A CVM afirma que suas investigações levantaram dúvidas sobre a capacidade das contrapartes da Vivendi S.A. de honrar as opções de compra de ações da GVT anunciadas no dia 13 de novembro.

Pelos termos do negócio, a Vivendi adquiriu 37,9% do capital votante e total da GVT e,
adicionalmente, tem o direito de compra de 19,6% do capital votante e
total da GVT. A quantidade total de ações ordinárias de emissão da GVT
adquiridas pela Vivendi, após exercidas as opções de compra, é de
73.843.624, que correspondem a 57,5% do capital votante e total da GVT
e 53,7% do capital, se forem consideradas como emitidas todas as ações
resultantes de títulos e opções conversíveis em ações da GVT.

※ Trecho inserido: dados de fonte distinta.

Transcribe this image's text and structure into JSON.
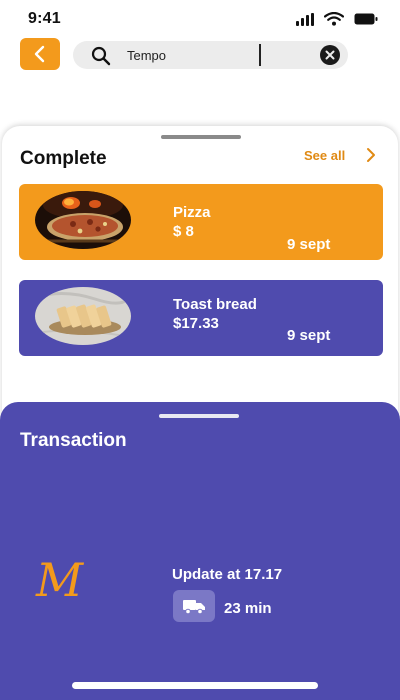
{
  "status_bar": {
    "time": "9:41"
  },
  "search": {
    "value": "Tempo"
  },
  "complete": {
    "title": "Complete",
    "see_all": "See all",
    "items": [
      {
        "title": "Pizza",
        "price": "$ 8",
        "date": "9 sept",
        "color": "#F39A1C"
      },
      {
        "title": "Toast bread",
        "price": "$17.33",
        "date": "9 sept",
        "color": "#4F4BAE"
      }
    ]
  },
  "transaction": {
    "title": "Transaction",
    "logo": "M",
    "update": "Update at 17.17",
    "eta": "23 min",
    "color": "#4F4BAE"
  },
  "icons": [
    "signal-icon",
    "wifi-icon",
    "battery-icon",
    "back-arrow-icon",
    "search-icon",
    "clear-icon",
    "chevron-right-icon",
    "truck-icon"
  ]
}
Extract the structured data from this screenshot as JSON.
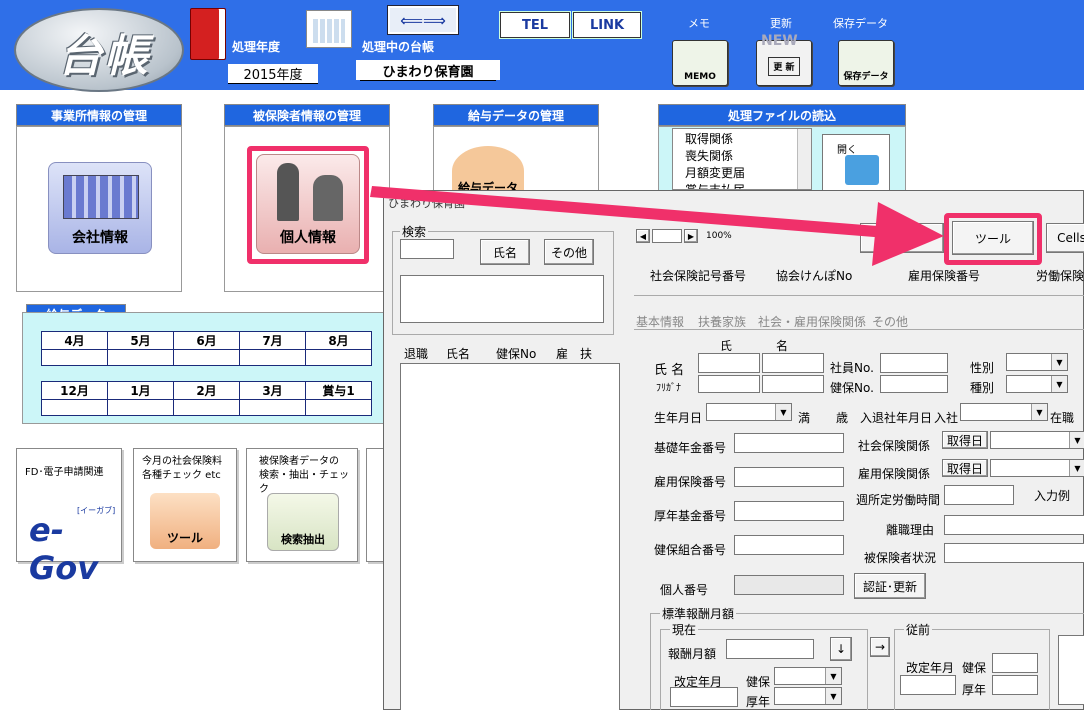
{
  "app": {
    "logo": "台帳"
  },
  "header": {
    "fiscal_year_label": "処理年度",
    "fiscal_year_value": "2015年度",
    "ledger_label": "処理中の台帳",
    "ledger_value": "ひまわり保育園",
    "tel": "TEL",
    "link": "LINK",
    "memo_label": "メモ",
    "memo_icon_text": "MEMO",
    "update_label": "更新",
    "update_icon_text": "NEW",
    "update_icon_sub": "更 新",
    "save_label": "保存データ",
    "save_icon_text": "保存データ"
  },
  "panels": {
    "company": {
      "title": "事業所情報の管理",
      "icon": "会社情報"
    },
    "insured": {
      "title": "被保険者情報の管理",
      "icon": "個人情報"
    },
    "salary": {
      "title": "給与データの管理",
      "icon": "給与データ"
    },
    "files": {
      "title": "処理ファイルの読込",
      "items": [
        "取得関係",
        "喪失関係",
        "月額変更届",
        "賞与支払届"
      ],
      "open": "開く"
    }
  },
  "salary_table": {
    "title": "給与データ",
    "row1": [
      "4月",
      "5月",
      "6月",
      "7月",
      "8月"
    ],
    "row2": [
      "12月",
      "1月",
      "2月",
      "3月",
      "賞与1"
    ]
  },
  "tools": {
    "egov_title": "FD･電子申請関連",
    "egov_logo": "e-Gov",
    "egov_sub": "[イーガブ]",
    "check_title1": "今月の社会保険料",
    "check_title2": "各種チェック etc",
    "check_icon": "ツール",
    "search_title1": "被保険者データの",
    "search_title2": "検索・抽出・チェック",
    "search_icon": "検索抽出"
  },
  "window": {
    "title": "ひまわり保育園",
    "search_group": "検索",
    "name_btn": "氏名",
    "other_btn": "その他",
    "list_headers": [
      "退職",
      "氏名",
      "健保No",
      "雇",
      "扶"
    ],
    "zoom": "100%",
    "tool_btn": "ツール",
    "cells_btn": "Cells",
    "top_labels": [
      "社会保険記号番号",
      "協会けんぽNo",
      "雇用保険番号",
      "労働保険"
    ],
    "tabs": [
      "基本情報",
      "扶養家族",
      "社会・雇用保険関係",
      "その他"
    ],
    "f": {
      "shi": "氏",
      "mei": "名",
      "name": "氏 名",
      "kana": "ﾌﾘｶﾞﾅ",
      "emp_no": "社員No.",
      "kenpo_no": "健保No.",
      "sex": "性別",
      "kind": "種別",
      "birth": "生年月日",
      "age_mark": "満",
      "age_unit": "歳",
      "join_date": "入退社年月日",
      "join": "入社",
      "status": "在職",
      "pension": "基礎年金番号",
      "shaho": "社会保険関係",
      "acquire1": "取得日",
      "koyo_no": "雇用保険番号",
      "koyo": "雇用保険関係",
      "acquire2": "取得日",
      "welfare": "厚年基金番号",
      "hours": "週所定労働時間",
      "example": "入力例",
      "kumiai": "健保組合番号",
      "leave": "離職理由",
      "insured_status": "被保険者状況",
      "mynumber": "個人番号",
      "auth": "認証･更新",
      "std_group": "標準報酬月額",
      "current": "現在",
      "previous": "従前",
      "monthly": "報酬月額",
      "down": "↓",
      "right": "→",
      "rev_month": "改定年月",
      "kenpo": "健保",
      "kounen": "厚年",
      "rev_month2": "改定年月",
      "kenpo2": "健保",
      "kounen2": "厚年"
    }
  },
  "colors": {
    "header_blue": "#2f6fe8",
    "panel_blue": "#1f66e0",
    "highlight": "#f0306a",
    "salary_bg": "#ccf6f8"
  }
}
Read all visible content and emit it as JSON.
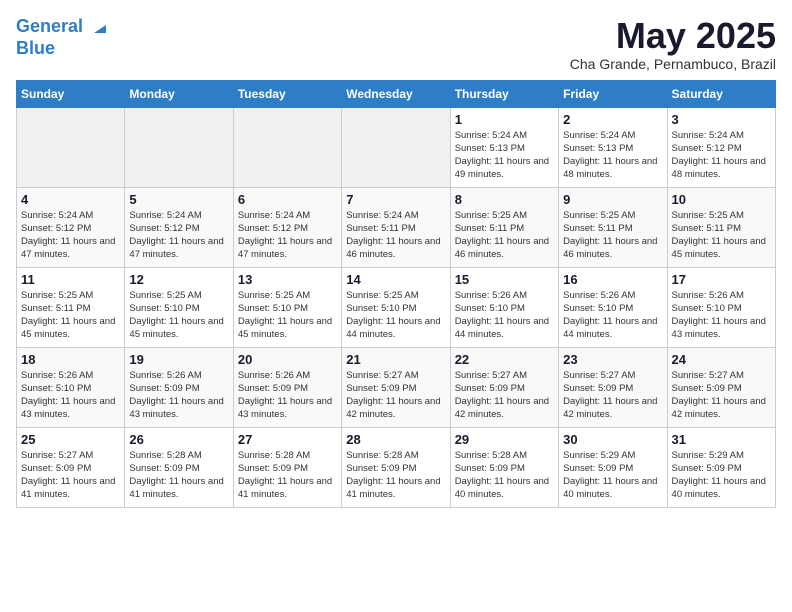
{
  "header": {
    "logo_line1": "General",
    "logo_line2": "Blue",
    "month_title": "May 2025",
    "location": "Cha Grande, Pernambuco, Brazil"
  },
  "weekdays": [
    "Sunday",
    "Monday",
    "Tuesday",
    "Wednesday",
    "Thursday",
    "Friday",
    "Saturday"
  ],
  "weeks": [
    [
      {
        "day": "",
        "empty": true
      },
      {
        "day": "",
        "empty": true
      },
      {
        "day": "",
        "empty": true
      },
      {
        "day": "",
        "empty": true
      },
      {
        "day": "1",
        "sunrise": "5:24 AM",
        "sunset": "5:13 PM",
        "daylight": "11 hours and 49 minutes."
      },
      {
        "day": "2",
        "sunrise": "5:24 AM",
        "sunset": "5:13 PM",
        "daylight": "11 hours and 48 minutes."
      },
      {
        "day": "3",
        "sunrise": "5:24 AM",
        "sunset": "5:12 PM",
        "daylight": "11 hours and 48 minutes."
      }
    ],
    [
      {
        "day": "4",
        "sunrise": "5:24 AM",
        "sunset": "5:12 PM",
        "daylight": "11 hours and 47 minutes."
      },
      {
        "day": "5",
        "sunrise": "5:24 AM",
        "sunset": "5:12 PM",
        "daylight": "11 hours and 47 minutes."
      },
      {
        "day": "6",
        "sunrise": "5:24 AM",
        "sunset": "5:12 PM",
        "daylight": "11 hours and 47 minutes."
      },
      {
        "day": "7",
        "sunrise": "5:24 AM",
        "sunset": "5:11 PM",
        "daylight": "11 hours and 46 minutes."
      },
      {
        "day": "8",
        "sunrise": "5:25 AM",
        "sunset": "5:11 PM",
        "daylight": "11 hours and 46 minutes."
      },
      {
        "day": "9",
        "sunrise": "5:25 AM",
        "sunset": "5:11 PM",
        "daylight": "11 hours and 46 minutes."
      },
      {
        "day": "10",
        "sunrise": "5:25 AM",
        "sunset": "5:11 PM",
        "daylight": "11 hours and 45 minutes."
      }
    ],
    [
      {
        "day": "11",
        "sunrise": "5:25 AM",
        "sunset": "5:11 PM",
        "daylight": "11 hours and 45 minutes."
      },
      {
        "day": "12",
        "sunrise": "5:25 AM",
        "sunset": "5:10 PM",
        "daylight": "11 hours and 45 minutes."
      },
      {
        "day": "13",
        "sunrise": "5:25 AM",
        "sunset": "5:10 PM",
        "daylight": "11 hours and 45 minutes."
      },
      {
        "day": "14",
        "sunrise": "5:25 AM",
        "sunset": "5:10 PM",
        "daylight": "11 hours and 44 minutes."
      },
      {
        "day": "15",
        "sunrise": "5:26 AM",
        "sunset": "5:10 PM",
        "daylight": "11 hours and 44 minutes."
      },
      {
        "day": "16",
        "sunrise": "5:26 AM",
        "sunset": "5:10 PM",
        "daylight": "11 hours and 44 minutes."
      },
      {
        "day": "17",
        "sunrise": "5:26 AM",
        "sunset": "5:10 PM",
        "daylight": "11 hours and 43 minutes."
      }
    ],
    [
      {
        "day": "18",
        "sunrise": "5:26 AM",
        "sunset": "5:10 PM",
        "daylight": "11 hours and 43 minutes."
      },
      {
        "day": "19",
        "sunrise": "5:26 AM",
        "sunset": "5:09 PM",
        "daylight": "11 hours and 43 minutes."
      },
      {
        "day": "20",
        "sunrise": "5:26 AM",
        "sunset": "5:09 PM",
        "daylight": "11 hours and 43 minutes."
      },
      {
        "day": "21",
        "sunrise": "5:27 AM",
        "sunset": "5:09 PM",
        "daylight": "11 hours and 42 minutes."
      },
      {
        "day": "22",
        "sunrise": "5:27 AM",
        "sunset": "5:09 PM",
        "daylight": "11 hours and 42 minutes."
      },
      {
        "day": "23",
        "sunrise": "5:27 AM",
        "sunset": "5:09 PM",
        "daylight": "11 hours and 42 minutes."
      },
      {
        "day": "24",
        "sunrise": "5:27 AM",
        "sunset": "5:09 PM",
        "daylight": "11 hours and 42 minutes."
      }
    ],
    [
      {
        "day": "25",
        "sunrise": "5:27 AM",
        "sunset": "5:09 PM",
        "daylight": "11 hours and 41 minutes."
      },
      {
        "day": "26",
        "sunrise": "5:28 AM",
        "sunset": "5:09 PM",
        "daylight": "11 hours and 41 minutes."
      },
      {
        "day": "27",
        "sunrise": "5:28 AM",
        "sunset": "5:09 PM",
        "daylight": "11 hours and 41 minutes."
      },
      {
        "day": "28",
        "sunrise": "5:28 AM",
        "sunset": "5:09 PM",
        "daylight": "11 hours and 41 minutes."
      },
      {
        "day": "29",
        "sunrise": "5:28 AM",
        "sunset": "5:09 PM",
        "daylight": "11 hours and 40 minutes."
      },
      {
        "day": "30",
        "sunrise": "5:29 AM",
        "sunset": "5:09 PM",
        "daylight": "11 hours and 40 minutes."
      },
      {
        "day": "31",
        "sunrise": "5:29 AM",
        "sunset": "5:09 PM",
        "daylight": "11 hours and 40 minutes."
      }
    ]
  ]
}
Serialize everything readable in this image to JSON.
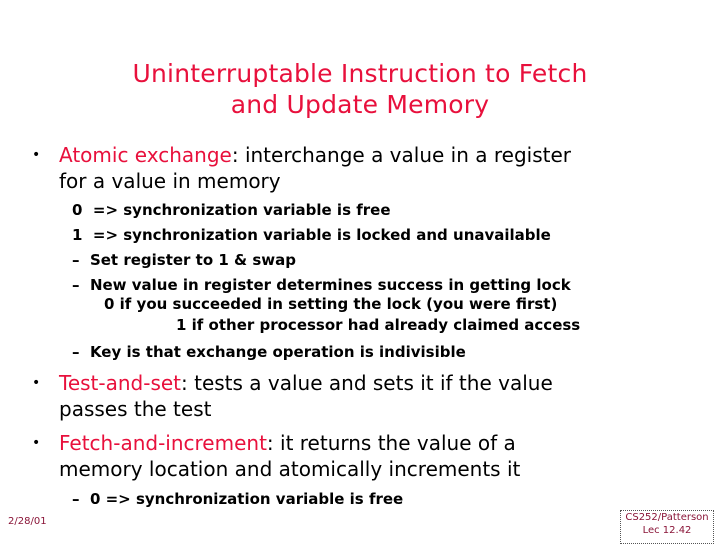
{
  "slide": {
    "title_line1": "Uninterruptable Instruction to Fetch",
    "title_line2": "and Update Memory",
    "bullets": [
      {
        "term": "Atomic exchange",
        "rest_line1": ": interchange a value in a register",
        "rest_line2": "for a value in memory",
        "subitems": [
          "0  => synchronization variable is free",
          "1  => synchronization variable is locked and unavailable",
          "–  Set register to 1 & swap",
          "–  New value in register determines success in getting lock",
          "0 if you succeeded in setting the lock (you were first)",
          "1 if other processor had already claimed access",
          "–  Key is that exchange operation is indivisible"
        ]
      },
      {
        "term": "Test-and-set",
        "rest_line1": ": tests a value and sets it if the value",
        "rest_line2": "passes the test"
      },
      {
        "term": "Fetch-and-increment",
        "rest_line1": ": it returns the value of a",
        "rest_line2": "memory location and atomically increments it",
        "subitems": [
          "–  0 => synchronization variable is free"
        ]
      }
    ],
    "bullet_glyph": "•"
  },
  "footer": {
    "date": "2/28/01",
    "course": "CS252/Patterson",
    "lecture": "Lec 12.42"
  }
}
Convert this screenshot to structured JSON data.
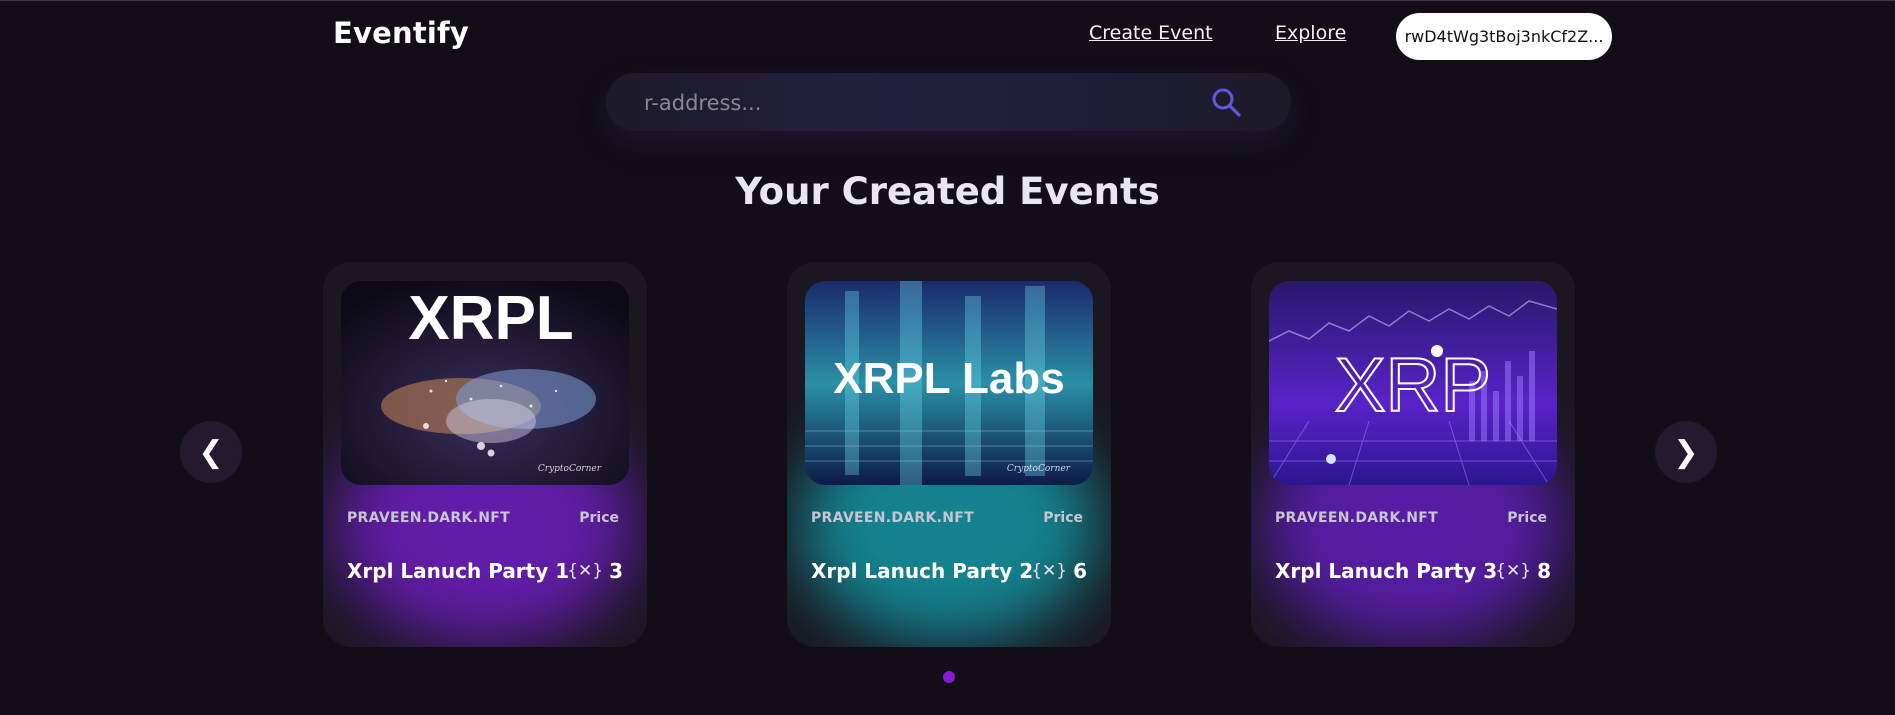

No dia 30 de novembro, o grupo francês publicou um novo fato relevante esclarecendo ao mercado que o Tyrus Capital LLP é a contraparte da Vivendi S.A. nas opções referidas em 13 de novembro. No entanto, as excplicações foram consideradas insufiecentes pela Comissão, que pediu novos esclarecimentos até às 18h de ontem.

Como os esclarecimentos não foram prestados, o colegiado da CVM decidiu divulgar o comunicado, com base no art. 9º, §1º, III, da Lei nº 6.385, de 15 de dezembro de 1976. O artigo trata "das companhias abertas e demais emissoras de valores mobiliários e, quando houver suspeita fundada de atos ilegais, das respectivas sociedades controladoras, controladas, coligadas e sociedades sob controle comum".

A CVM declarou que continuará investigando o caso e que prestará mais informações ao mercado em momento oportuno.